This project studies policy interventions that alleviate the costs of firm market power and income inequality. This research is motivated by the observation that firm profits and concentration in the United States are at their highest levels in history, and income inequality is rising. An important issue is understanding the effects of firm concentration and profitability on wealth and income inequality. Firm market power generates an efficiency-equity trade-off. Production efficiency requires that labor and capital flow towards larger, more profitable firms. This in turn further increases these firms’ profits and largely benefits wealthier individuals, contributing to the wealth inequality. This project examines the effects of this trade-off using granular data and models of market power and inequality.
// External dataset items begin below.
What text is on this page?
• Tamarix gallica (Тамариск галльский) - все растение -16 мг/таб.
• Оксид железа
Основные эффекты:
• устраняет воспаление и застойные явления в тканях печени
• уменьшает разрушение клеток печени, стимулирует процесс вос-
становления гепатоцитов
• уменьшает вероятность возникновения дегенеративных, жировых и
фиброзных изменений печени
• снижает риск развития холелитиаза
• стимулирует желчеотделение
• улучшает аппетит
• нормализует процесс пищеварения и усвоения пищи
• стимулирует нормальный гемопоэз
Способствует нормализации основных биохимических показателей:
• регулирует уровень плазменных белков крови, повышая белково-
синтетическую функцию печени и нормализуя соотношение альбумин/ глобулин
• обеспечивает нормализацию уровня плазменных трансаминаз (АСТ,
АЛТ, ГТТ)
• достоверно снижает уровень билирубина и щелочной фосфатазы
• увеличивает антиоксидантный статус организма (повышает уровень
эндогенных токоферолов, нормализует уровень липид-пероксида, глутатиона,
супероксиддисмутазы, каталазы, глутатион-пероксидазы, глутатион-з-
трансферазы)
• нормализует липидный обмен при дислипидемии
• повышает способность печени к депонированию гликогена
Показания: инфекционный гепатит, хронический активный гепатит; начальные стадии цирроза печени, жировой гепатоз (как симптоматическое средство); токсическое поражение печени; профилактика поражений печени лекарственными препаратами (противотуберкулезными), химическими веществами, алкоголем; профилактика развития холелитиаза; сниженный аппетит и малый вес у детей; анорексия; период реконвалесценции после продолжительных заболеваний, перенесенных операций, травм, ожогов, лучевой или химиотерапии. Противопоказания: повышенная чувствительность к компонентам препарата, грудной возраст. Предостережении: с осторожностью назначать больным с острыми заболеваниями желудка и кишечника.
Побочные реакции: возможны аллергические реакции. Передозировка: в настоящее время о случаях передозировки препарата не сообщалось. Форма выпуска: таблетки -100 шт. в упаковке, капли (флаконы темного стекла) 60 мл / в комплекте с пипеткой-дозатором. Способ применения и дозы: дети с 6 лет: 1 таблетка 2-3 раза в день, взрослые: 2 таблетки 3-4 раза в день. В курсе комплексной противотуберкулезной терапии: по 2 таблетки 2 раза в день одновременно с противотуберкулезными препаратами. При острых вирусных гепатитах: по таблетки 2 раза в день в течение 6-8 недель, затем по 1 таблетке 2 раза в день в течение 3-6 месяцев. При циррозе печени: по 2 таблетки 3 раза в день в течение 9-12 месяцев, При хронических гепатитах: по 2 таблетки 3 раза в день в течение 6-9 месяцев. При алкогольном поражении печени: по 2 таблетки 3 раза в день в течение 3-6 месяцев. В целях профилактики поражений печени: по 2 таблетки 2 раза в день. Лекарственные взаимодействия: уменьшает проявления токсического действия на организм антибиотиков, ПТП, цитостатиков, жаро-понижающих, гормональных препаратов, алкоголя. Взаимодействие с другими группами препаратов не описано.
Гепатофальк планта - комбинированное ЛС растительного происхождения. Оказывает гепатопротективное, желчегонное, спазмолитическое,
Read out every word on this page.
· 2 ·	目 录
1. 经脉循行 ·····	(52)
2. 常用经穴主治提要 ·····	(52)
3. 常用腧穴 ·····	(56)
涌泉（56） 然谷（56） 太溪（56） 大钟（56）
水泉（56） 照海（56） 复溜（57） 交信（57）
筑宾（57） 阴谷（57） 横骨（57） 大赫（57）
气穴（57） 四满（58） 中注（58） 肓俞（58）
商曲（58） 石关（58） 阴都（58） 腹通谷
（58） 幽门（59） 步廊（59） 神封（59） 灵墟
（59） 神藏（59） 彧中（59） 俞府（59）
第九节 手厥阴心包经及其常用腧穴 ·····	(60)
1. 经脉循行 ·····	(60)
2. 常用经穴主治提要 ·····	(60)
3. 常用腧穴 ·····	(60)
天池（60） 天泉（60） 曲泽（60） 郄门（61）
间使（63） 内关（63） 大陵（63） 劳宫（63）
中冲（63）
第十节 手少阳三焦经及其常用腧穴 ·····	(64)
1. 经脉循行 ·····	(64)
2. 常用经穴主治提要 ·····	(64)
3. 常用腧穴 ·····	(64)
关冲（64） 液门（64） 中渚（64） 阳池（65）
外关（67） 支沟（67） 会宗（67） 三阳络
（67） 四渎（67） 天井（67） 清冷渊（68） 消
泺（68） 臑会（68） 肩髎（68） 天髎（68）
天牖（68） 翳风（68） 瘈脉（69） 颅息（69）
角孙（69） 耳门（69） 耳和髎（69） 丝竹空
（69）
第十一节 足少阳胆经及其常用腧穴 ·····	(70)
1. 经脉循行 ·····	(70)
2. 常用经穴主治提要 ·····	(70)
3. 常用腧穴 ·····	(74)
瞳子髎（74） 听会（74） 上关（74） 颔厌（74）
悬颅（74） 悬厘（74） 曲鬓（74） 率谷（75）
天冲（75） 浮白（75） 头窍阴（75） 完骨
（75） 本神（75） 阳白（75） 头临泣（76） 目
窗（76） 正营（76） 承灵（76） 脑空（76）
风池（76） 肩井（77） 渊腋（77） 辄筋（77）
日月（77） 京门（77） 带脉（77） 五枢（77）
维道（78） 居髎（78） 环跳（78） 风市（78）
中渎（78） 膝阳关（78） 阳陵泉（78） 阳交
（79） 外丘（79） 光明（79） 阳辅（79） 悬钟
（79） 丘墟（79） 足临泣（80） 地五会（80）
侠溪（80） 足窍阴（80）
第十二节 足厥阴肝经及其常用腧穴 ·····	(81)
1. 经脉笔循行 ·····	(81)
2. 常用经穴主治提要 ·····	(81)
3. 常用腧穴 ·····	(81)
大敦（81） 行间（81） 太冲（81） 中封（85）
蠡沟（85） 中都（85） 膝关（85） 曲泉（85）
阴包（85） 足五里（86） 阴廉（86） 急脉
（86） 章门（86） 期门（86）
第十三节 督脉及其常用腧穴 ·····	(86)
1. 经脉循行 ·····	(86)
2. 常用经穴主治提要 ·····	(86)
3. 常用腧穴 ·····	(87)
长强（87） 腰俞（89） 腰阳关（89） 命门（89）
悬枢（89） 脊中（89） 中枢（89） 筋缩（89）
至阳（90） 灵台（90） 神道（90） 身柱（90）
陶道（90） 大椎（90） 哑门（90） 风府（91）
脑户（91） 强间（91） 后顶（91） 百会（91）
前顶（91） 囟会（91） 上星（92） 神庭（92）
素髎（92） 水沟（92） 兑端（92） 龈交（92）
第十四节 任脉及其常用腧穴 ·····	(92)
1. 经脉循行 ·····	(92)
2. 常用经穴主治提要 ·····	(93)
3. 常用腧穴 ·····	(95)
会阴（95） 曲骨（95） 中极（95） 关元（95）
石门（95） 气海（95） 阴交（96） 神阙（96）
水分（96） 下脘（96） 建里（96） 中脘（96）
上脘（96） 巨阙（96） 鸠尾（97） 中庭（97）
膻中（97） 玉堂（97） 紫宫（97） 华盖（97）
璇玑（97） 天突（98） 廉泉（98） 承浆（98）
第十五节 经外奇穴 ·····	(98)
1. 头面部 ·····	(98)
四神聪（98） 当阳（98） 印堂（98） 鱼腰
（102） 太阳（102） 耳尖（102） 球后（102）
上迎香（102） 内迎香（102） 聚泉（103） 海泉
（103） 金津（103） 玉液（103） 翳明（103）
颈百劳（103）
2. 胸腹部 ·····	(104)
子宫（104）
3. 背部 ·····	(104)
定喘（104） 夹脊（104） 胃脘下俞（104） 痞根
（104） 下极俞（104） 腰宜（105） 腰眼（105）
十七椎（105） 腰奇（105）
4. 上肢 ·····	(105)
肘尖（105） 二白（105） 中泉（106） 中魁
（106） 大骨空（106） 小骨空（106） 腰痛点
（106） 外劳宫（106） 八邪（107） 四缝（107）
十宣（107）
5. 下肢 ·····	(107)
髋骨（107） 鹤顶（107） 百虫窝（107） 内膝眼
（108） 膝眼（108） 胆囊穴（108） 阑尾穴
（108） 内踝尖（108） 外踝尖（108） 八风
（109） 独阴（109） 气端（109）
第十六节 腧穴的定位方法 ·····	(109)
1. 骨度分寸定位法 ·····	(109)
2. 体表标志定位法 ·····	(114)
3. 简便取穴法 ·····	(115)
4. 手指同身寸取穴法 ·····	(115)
Specifically, this project evaluates the consequences of product market interventions such as sales subsidies and taxes, limits on firm size and markups, anti-trust enforcement, as well as profit and income taxes aimed at reducing the distributional costs of markups. The project employs a dynamic general equilibrium model parameterized to reproduce salient facts about U.S. wealth and income inequality, as well as markups and product market concentration. The research considers a variety of market structures, including monopolistic and oligopolistic competition between heterogeneous private businesses and corporate firms in the product market, as well as monopsony power in the input market.
This award reflects NSF's statutory mission and has been deemed worthy of support through evaluation using the Foundation's intellectual merit and broader impacts review criteria.